40 Jahre später: David Bowie - Heroes (LP, RCA, 1977)

Foto

David Bowie lebte von 1976 bis 1978 in West-Berlin – um dem Drogenkonsum in Los Angeles zu entkommen, wie es heißt –, zunächst bei Edgar Froese (TANGERINE DREAM) und später mit Iggy Pop in der Hauptstraße 155 in Schöneberg in einer Altbauwohnung. Im Vergleich zur Kokainhölle L.A. erschien ihm West-Berlin wie eine Insel der Glückseligen. In diesen Jahren entstand die „Berlin Trilogy“ („Low“, „Heroes“, „Stage“). RCA vermarktete „Heroes“ mit dem holprigen Slogan „There’s old wave. There’s new wave. And there’s David Bowie“. Das Album war nicht so minimalistisch wie der Vorgänger „Low“, welches durch seine düsteren von Krautrock und Ambient inspirierten Songs geprägt war (der Song „Warszawa“ vom „Low“-Album war Namenspate für WARSAW, wie sich JOY DIVISION zunächst nannten).

Im Meistersaal der Hansa Tonstudios mit Blick auf die Mauer aufgenommen, reflektierte es den Zeitgeist dieser Jahre. Der Titel „Heroes“ ist eine von Bowie bewusst gewählte Reminiszenz an die Krautrockband NEU!, ein wichtiger Einfluss für ihn (mehr noch als KRAFTWERK und TANGERINE DREAM, wie er betonte), und deren Song „Hero“ auf dem Album „Neu! ’75“ (1975). Der Titelsong, den David Bowie mit Brian Eno (ROXY MUSIC) schrieb, handelt von einer Liebesgeschichte über die Mauer hinweg. Angeblich war eine Inspiration für den Song, dass Produzent Tony Visconti, der auch im Background im Studio sang, aus dem Fenster schaute und ein sich küssendes Paar unmittelbar an der Mauer gesehen hatte.
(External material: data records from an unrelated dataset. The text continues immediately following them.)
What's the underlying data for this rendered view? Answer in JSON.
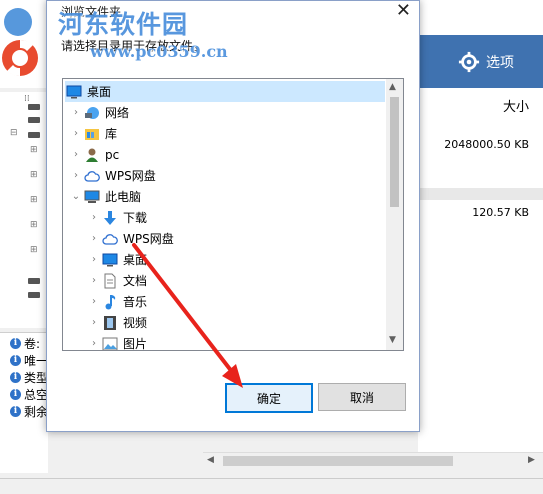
{
  "app": {
    "options_label": "选项",
    "column_size": "大小",
    "sizes": [
      "2048000.50 KB",
      "120.57 KB"
    ],
    "info_labels": [
      "卷:",
      "唯一",
      "类型",
      "总空",
      "剩余"
    ]
  },
  "dialog": {
    "title": "浏览文件夹",
    "description": "请选择目录用于存放文件。",
    "ok_label": "确定",
    "cancel_label": "取消",
    "tree": [
      {
        "label": "桌面",
        "icon": "desktop-icon"
      },
      {
        "label": "网络",
        "icon": "network-icon"
      },
      {
        "label": "库",
        "icon": "library-icon"
      },
      {
        "label": "pc",
        "icon": "user-icon"
      },
      {
        "label": "WPS网盘",
        "icon": "cloud-icon"
      },
      {
        "label": "此电脑",
        "icon": "computer-icon"
      },
      {
        "label": "下载",
        "icon": "download-icon"
      },
      {
        "label": "WPS网盘",
        "icon": "cloud-icon"
      },
      {
        "label": "桌面",
        "icon": "desktop-icon"
      },
      {
        "label": "文档",
        "icon": "document-icon"
      },
      {
        "label": "音乐",
        "icon": "music-icon"
      },
      {
        "label": "视频",
        "icon": "video-icon"
      },
      {
        "label": "图片",
        "icon": "picture-icon"
      }
    ]
  },
  "watermark": {
    "name": "河东软件园",
    "url": "www.pc0359.cn"
  },
  "colors": {
    "selection": "#cce8ff",
    "banner": "#3f72b0",
    "annotation_arrow": "#e8231c",
    "primary_border": "#0078d7"
  }
}
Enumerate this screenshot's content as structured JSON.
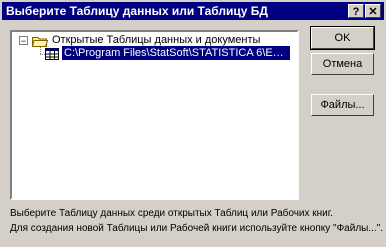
{
  "window": {
    "title": "Выберите Таблицу данных или Таблицу БД"
  },
  "titlebar": {
    "help_glyph": "?",
    "close_glyph": "✕"
  },
  "tree": {
    "expander": "−",
    "root_label": "Открытые Таблицы данных и документы",
    "child_label": "C:\\Program Files\\StatSoft\\STATISTICA 6\\Examples\\E..."
  },
  "buttons": {
    "ok": "OK",
    "cancel": "Отмена",
    "files": "Файлы..."
  },
  "hints": {
    "line1": "Выберите Таблицу данных среди открытых Таблиц или Рабочих книг.",
    "line2": "Для создания новой Таблицы или Рабочей книги используйте кнопку \"Файлы...\"."
  }
}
Vermutlich ist „Heroes“ Bowies bekanntester Song, der Berlin zu dieser Zeit ein entsprechendes Image verpasste. Eine Fußnote zu „Heroes“ ist, dass Vince Clark angeblich Dave Gahan deshalb zum Sänger von DEPECHE MODE machte, weil dieser bei seiner Vorstellung bei der Band „Heroes“ im Rahmen einer Jam-Session sang. Bowie betonte rückblickend oft, dass er damals nicht solche Musik hätte machen können, wenn er nicht vollkommen im Bann der künstlerischen Spannung von Berlin gewesen wäre. Hier war Bowie selbst als Maler aktiv und porträtierte beispielsweise Iggy Pop. Kunst hatte zu dieser Zeit eine enorme Bedeutung für ihn. Er war später Redaktionsmitglied der Fachzeitschrift Modern Painters und interviewte Maler wie Jeff Koons, Tracey Emin oder Balthus. Die Parallelen zwischen der Malerei und seinem Schaffen drückte er so aus: „Ich war glücklich, der Marcel Duchamp des Rock zu sein. Er war alles für mich, weil er sagte, dass die Kunst tot sei. Diese Aussage war so mutig.“ „Heroes“ ist bis heute ein unvergleichliches Album mit einer verklausulierten Liebeserklärung an Berlin und den frühen deutschen Expressionismus.